Mobilité décarbonée : l’environnement est-il toujours favorable ?
On le voit dans les chiffres des immatriculations mensuelles de voitures, l’automobile ne tourne pas très rond en France, ni même en Europe. Les consommateurs se détournent des modèles neufs, jugés inaccessibles pour leurs portefeuilles. Quant aux entreprises, elles sont perdues dans un millefeuille fiscal dont la France a le secret, et plutôt que de faire de mauvais choix, elles temporisent en espérant des jours meilleurs.
Le résultat, ce sont par exemple plus de 100 000 véhicules particuliers et utilitaires en moins immatriculés dans les entreprises par rapport à la période d’avant Covid-19. Un marché à l’arrêt, dont on ne voit pas aujourd’hui ce qui pourrait lui redonner des ailes, compte tenu des contraintes budgétaires.
À bien regarder, c’est tout le secteur des mobilités qui est atteint d’une forme d’atonie. Prenons le cas des vélos ; il y a moins de cinq ans, la petite reine (électrique ou pas) était promise à un avenir radieux, et avec elle, toute la filière industrielle.

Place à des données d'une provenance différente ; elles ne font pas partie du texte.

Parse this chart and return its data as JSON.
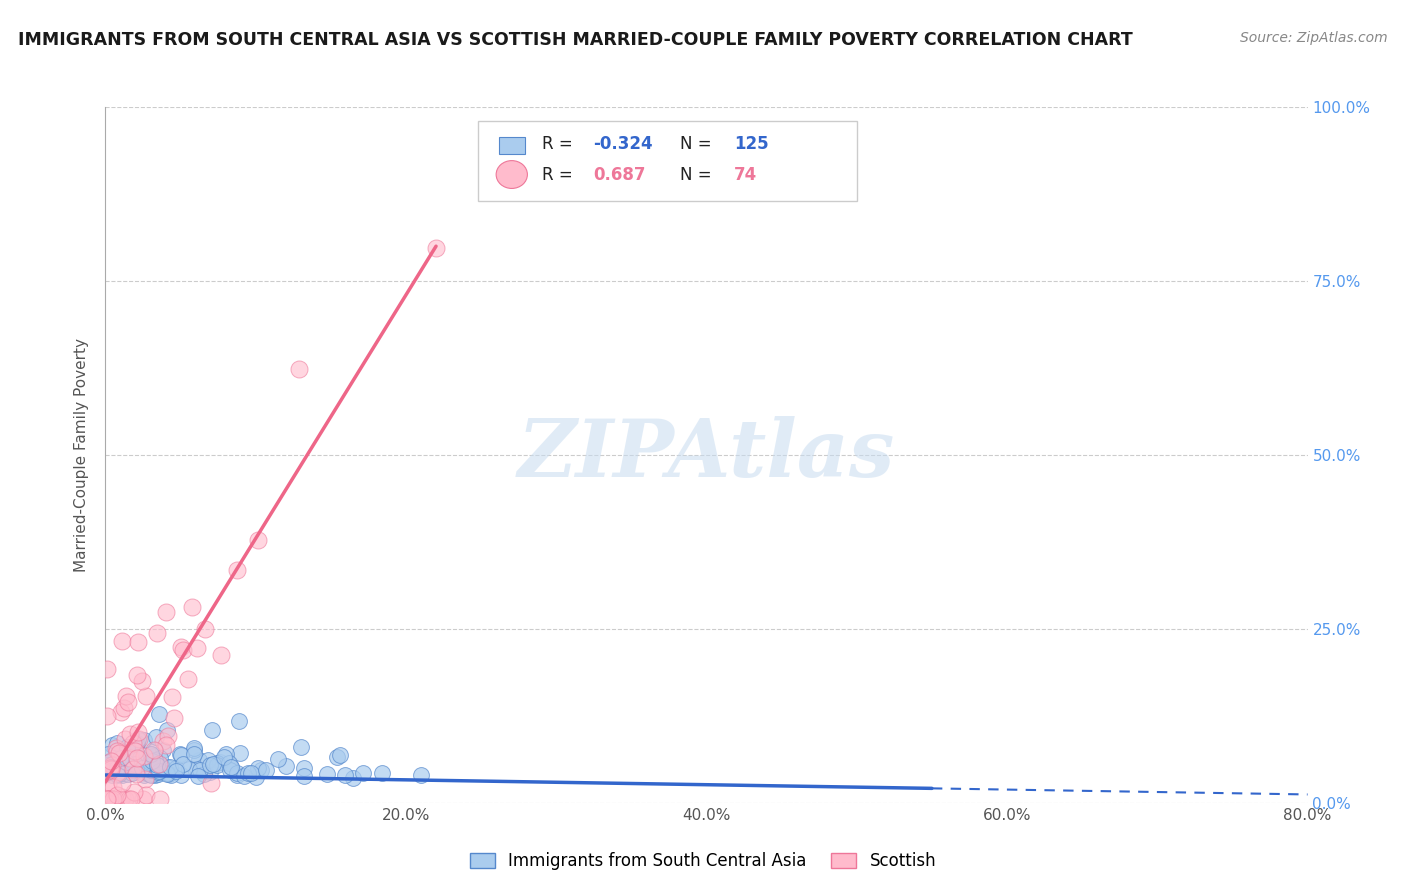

Las. Depuis deux ans, le marché a été stoppé net. Les fabricants de deux roues sont davantage occupés à écouler leurs stocks d’invendus que d’acheter de nouveaux matériels. C’est ce qui explique, entre autres, la fermeture tout juste annoncée de l’usine historique de l’équipementier Mavic à Saint-Trivier-sur-Moignans dans l’Ain, où il est implanté depuis près de 50 ans. L’heure est désormais à une reprise de la délocalisation des productions dans des pays à coûts salariaux moins élevés, en l’occurrence la Roumanie.
Comme pour la voiture électrique, les politiques publiques d’aides à l’achat ou à la location de deux roues font les frais de la dérive des déficits. Début novembre, François Durovray, ministre délégué aux Transports, présentait avec Agnès Pannier-Runacher, en charge de la transition écologique, la feuille de route de la France pour faire baisser les émissions de carbone des transports d'ici à 2030. Les mobilités douces, telles que le vélo ou la marche, font bien partie des solutions pour atteindre cet objectif. Problème : le ministre des Transports n’a pas obtenu de Bercy "la restauration des 250 millions d'euros annuels du «plan vélo» d'Elisabeth Borne, disparus dans les coupes budgétaires", explique Le Monde (1). Comment dès lors faire croire au public que les deux roues sont la priorité de l’État ? On ne croit que ce que l’on voit et, en l’espèce, on ne voit rien.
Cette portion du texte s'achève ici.